As I walked through the village, swifts were swooping and diving low just above me as they fed their young in their nests under the eaves of the old school building. It was a magic moment as I usually only see them way up in the sky and today they were almost within touching distance and in large numbers.
I left the village via a stony walled path and so began my ascent of Great Shunner Fell. It was a long steady climb with superb views in all directions. Gert and Sonia, the Belgians, were behind me and then overtook me as I stopped for a break. Another couple motored on by fully laden with heavy backpacks. I eventually reached the summit and the views were amazing. In fact, I could just make out the Lakeland Fells in the far distance to the west. The Belgians and the other couple, who were German, all arrived with me and we celebrated reaching the summit with a selfie. We all knew how lucky we were to have good weather and to be able to see the view on top of this fell which is usually wet and misty. The young German couple had recently emigrated and were living in Preston. They wanted to explore England and they thought walking the Pennine Way was the way to do it. We all parted at the summit and made our individual journeys down the fell to Thwaite.
After a long, steep descent I reached Thwaite and headed straight for the tea room where I found my European friends all enjoying scones and tea. I soon joined them.
Now it was just 3 three miles to Keld and I thought it would be easy. First I took a wrong turn out of the village and found myself on the path to Muker so I retraced my steps and found the correct path. The paths out of the village were beautiful as they passed through meadows full of wild flowers and butterflies. The correct path went steeply uphill (Kidson Hill) with lots of rabbit warrens and dead rabbits.

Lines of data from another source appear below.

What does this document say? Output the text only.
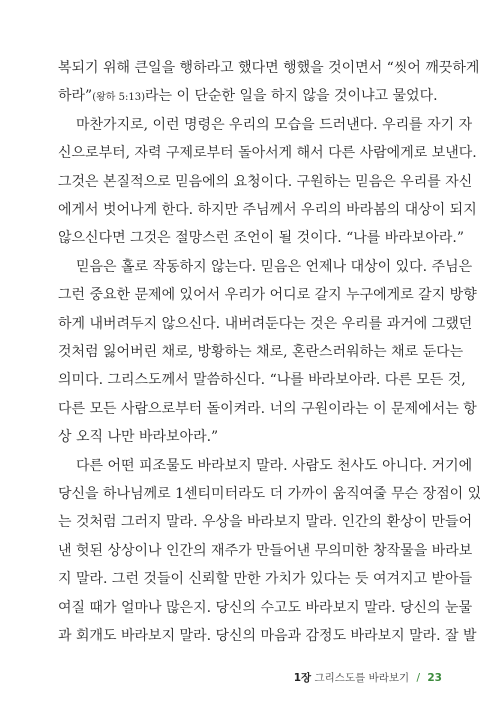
복되기 위해 큰일을 행하라고 했다면 행했을 것이면서 “씻어 깨끗하게
하라”(왕하 5:13)라는 이 단순한 일을 하지 않을 것이냐고 물었다.
마찬가지로, 이런 명령은 우리의 모습을 드러낸다. 우리를 자기 자
신으로부터, 자력 구제로부터 돌아서게 해서 다른 사람에게로 보낸다.
그것은 본질적으로 믿음에의 요청이다. 구원하는 믿음은 우리를 자신
에게서 벗어나게 한다. 하지만 주님께서 우리의 바라봄의 대상이 되지
않으신다면 그것은 절망스런 조언이 될 것이다. “나를 바라보아라.”
믿음은 홀로 작동하지 않는다. 믿음은 언제나 대상이 있다. 주님은
그런 중요한 문제에 있어서 우리가 어디로 갈지 누구에게로 갈지 방향
하게 내버려두지 않으신다. 내버려둔다는 것은 우리를 과거에 그랬던
것처럼 잃어버린 채로, 방황하는 채로, 혼란스러워하는 채로 둔다는
의미다. 그리스도께서 말씀하신다. “나를 바라보아라. 다른 모든 것,
다른 모든 사람으로부터 돌이켜라. 너의 구원이라는 이 문제에서는 항
상 오직 나만 바라보아라.”
다른 어떤 피조물도 바라보지 말라. 사람도 천사도 아니다. 거기에
당신을 하나님께로 1센티미터라도 더 가까이 움직여줄 무슨 장점이 있
는 것처럼 그러지 말라. 우상을 바라보지 말라. 인간의 환상이 만들어
낸 헛된 상상이나 인간의 재주가 만들어낸 무의미한 창작물을 바라보
지 말라. 그런 것들이 신뢰할 만한 가치가 있다는 듯 여겨지고 받아들
여질 때가 얼마나 많은지. 당신의 수고도 바라보지 말라. 당신의 눈물
과 회개도 바라보지 말라. 당신의 마음과 감정도 바라보지 말라. 잘 발
1장 그리스도를 바라보기 / 23
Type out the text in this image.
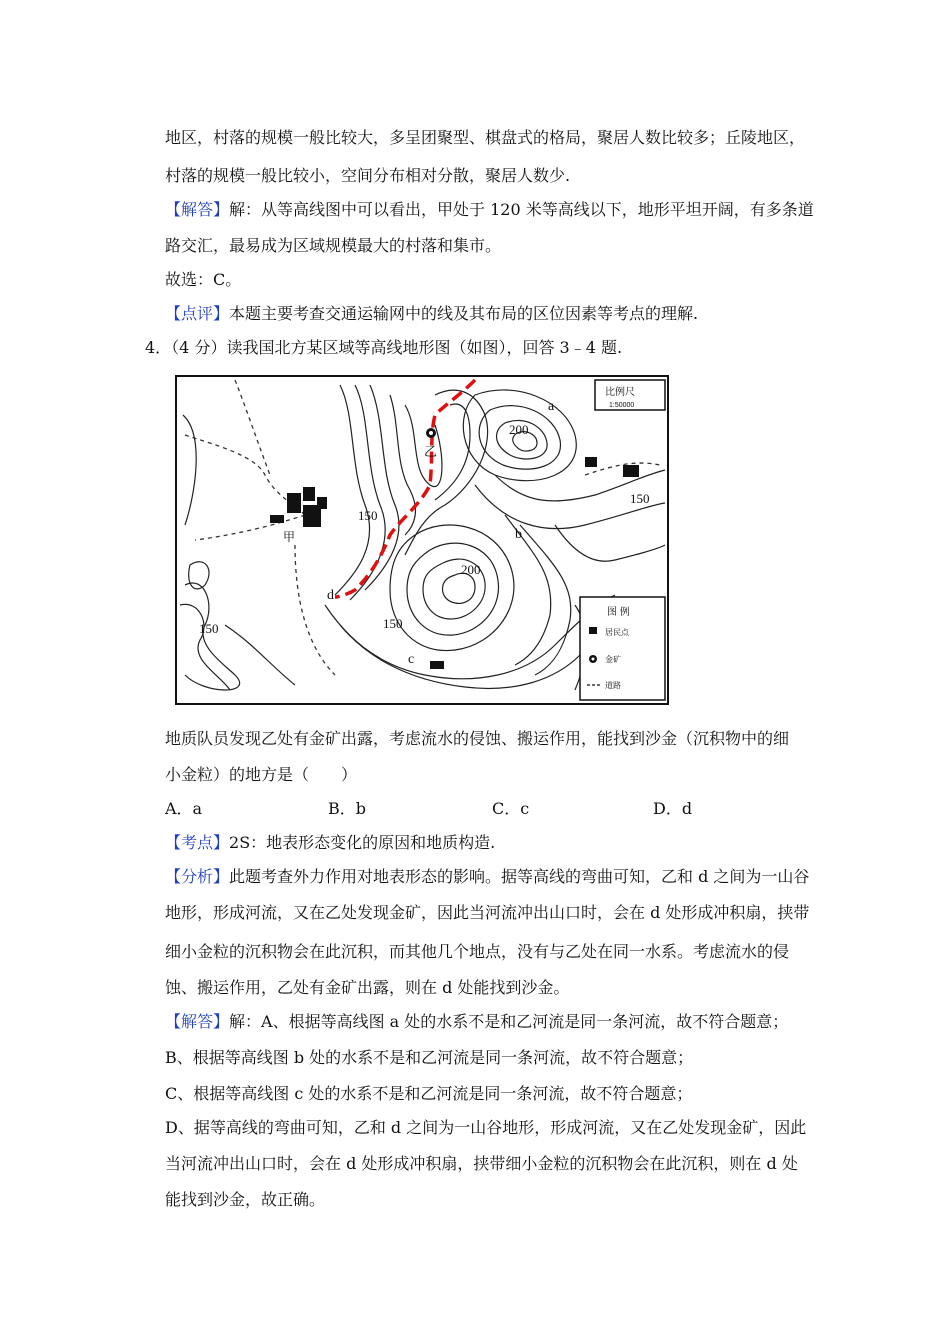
地区，村落的规模一般比较大，多呈团聚型、棋盘式的格局，聚居人数比较多；丘陵地区，
村落的规模一般比较小，空间分布相对分散，聚居人数少.
【解答】解：从等高线图中可以看出，甲处于 120 米等高线以下，地形平坦开阔，有多条道
路交汇，最易成为区域规模最大的村落和集市。
故选：C。
【点评】本题主要考查交通运输网中的线及其布局的区位因素等考点的理解.
4．（4 分）读我国北方某区域等高线地形图（如图），回答 3﹣4 题.
a
b
c
d
乙
甲
200
200
150
150
150
150
比例尺
1:50000
图 例
居民点
金矿
道路
地质队员发现乙处有金矿出露，考虑流水的侵蚀、搬运作用，能找到沙金（沉积物中的细
小金粒）的地方是（　　）
A．a	B．b	C．c	D．d
【考点】2S：地表形态变化的原因和地质构造.
【分析】此题考查外力作用对地表形态的影响。据等高线的弯曲可知，乙和 d 之间为一山谷
地形，形成河流，又在乙处发现金矿，因此当河流冲出山口时，会在 d 处形成冲积扇，挟带
细小金粒的沉积物会在此沉积，而其他几个地点，没有与乙处在同一水系。考虑流水的侵
蚀、搬运作用，乙处有金矿出露，则在 d 处能找到沙金。
【解答】解：A、根据等高线图 a 处的水系不是和乙河流是同一条河流，故不符合题意；
B、根据等高线图 b 处的水系不是和乙河流是同一条河流，故不符合题意；
C、根据等高线图 c 处的水系不是和乙河流是同一条河流，故不符合题意；
D、据等高线的弯曲可知，乙和 d 之间为一山谷地形，形成河流，又在乙处发现金矿，因此
当河流冲出山口时，会在 d 处形成冲积扇，挟带细小金粒的沉积物会在此沉积，则在 d 处
能找到沙金，故正确。
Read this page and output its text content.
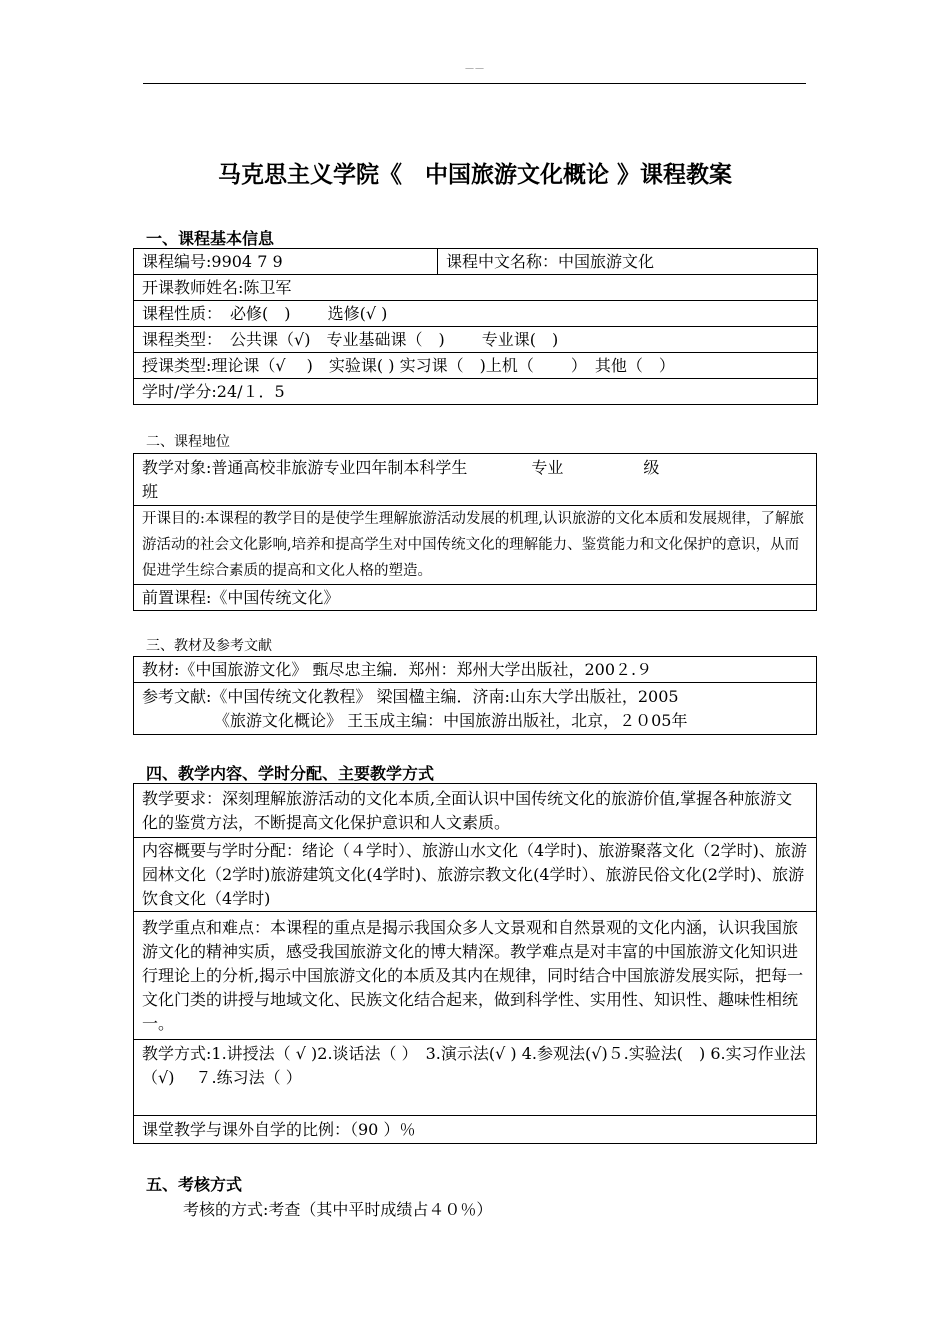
——
马克思主义学院《　中国旅游文化概论 》课程教案
一、课程基本信息
课程编号:9904 7 9	课程中文名称：中国旅游文化
开课教师姓名:陈卫军
课程性质：　必修(　)　　 选修(√ )
课程类型：　公共课（√)　专业基础课（　)　　 专业课(　)
授课类型:理论课（√　 )　实验课( ) 实习课（　)上机（　　 ）　其他（　）
学时/学分:24/１．5
二、课程地位
教学对象:普通高校非旅游专业四年制本科学生　　　　专业　　　　　级
班
开课目的:本课程的教学目的是使学生理解旅游活动发展的机理,认识旅游的文化本质和发展规律，了解旅游活动的社会文化影响,培养和提高学生对中国传统文化的理解能力、鉴赏能力和文化保护的意识，从而促进学生综合素质的提高和文化人格的塑造。
前置课程:《中国传统文化》
三、教材及参考文献
教材:《中国旅游文化》 甄尽忠主编．郑州：郑州大学出版社，200２.９
参考文献:《中国传统文化教程》 梁国楹主编．济南:山东大学出版社，2005
　　　　　《旅游文化概论》 王玉成主编：中国旅游出版社，北京，２０05年
四、教学内容、学时分配、主要教学方式
教学要求：深刻理解旅游活动的文化本质,全面认识中国传统文化的旅游价值,掌握各种旅游文化的鉴赏方法，不断提高文化保护意识和人文素质。
内容概要与学时分配：绪论（４学时）、旅游山水文化（4学时)、旅游聚落文化（2学时)、旅游园林文化（2学时)旅游建筑文化(4学时)、旅游宗教文化(4学时）、旅游民俗文化(2学时)、旅游饮食文化（4学时)
教学重点和难点：本课程的重点是揭示我国众多人文景观和自然景观的文化内涵，认识我国旅游文化的精神实质，感受我国旅游文化的博大精深。教学难点是对丰富的中国旅游文化知识进行理论上的分析,揭示中国旅游文化的本质及其内在规律，同时结合中国旅游发展实际，把每一文化门类的讲授与地域文化、民族文化结合起来，做到科学性、实用性、知识性、趣味性相统一。
教学方式:1.讲授法（ √ )2.谈话法（ ）　3.演示法(√ ) 4.参观法(√)５.实验法(　) 6.实习作业法（√)　 ７.练习法（ ）
课堂教学与课外自学的比例：（90 ）％
五、考核方式
考核的方式:考查（其中平时成绩占４０％）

The path was narrow and rocky and it was very hot as the afternoon wore on. At a farm, I turned up a walled farm track to be confronted by 4 cows. I was hot and weary so I just said, "excuse me ladies" and walked between their swishing tails and followed the track without a backward glance.
The next stage to Keld took me a long time. I stopped a lot to sit in the shade, have a drink, a snack and admire the views of Swaledale which were amazing. I could see Crackpot Hall which was the old Lead Mining complex which I remember from the C2C walk. The path was difficult - rocky, steep, narrow with tree branches and bracken in the way. I eventually arrived in Keld and found Keld Lodge which was my accommodation for the night. I was soon showered and changed and enjoying a ginger beer (with lots of ice) in the lounge.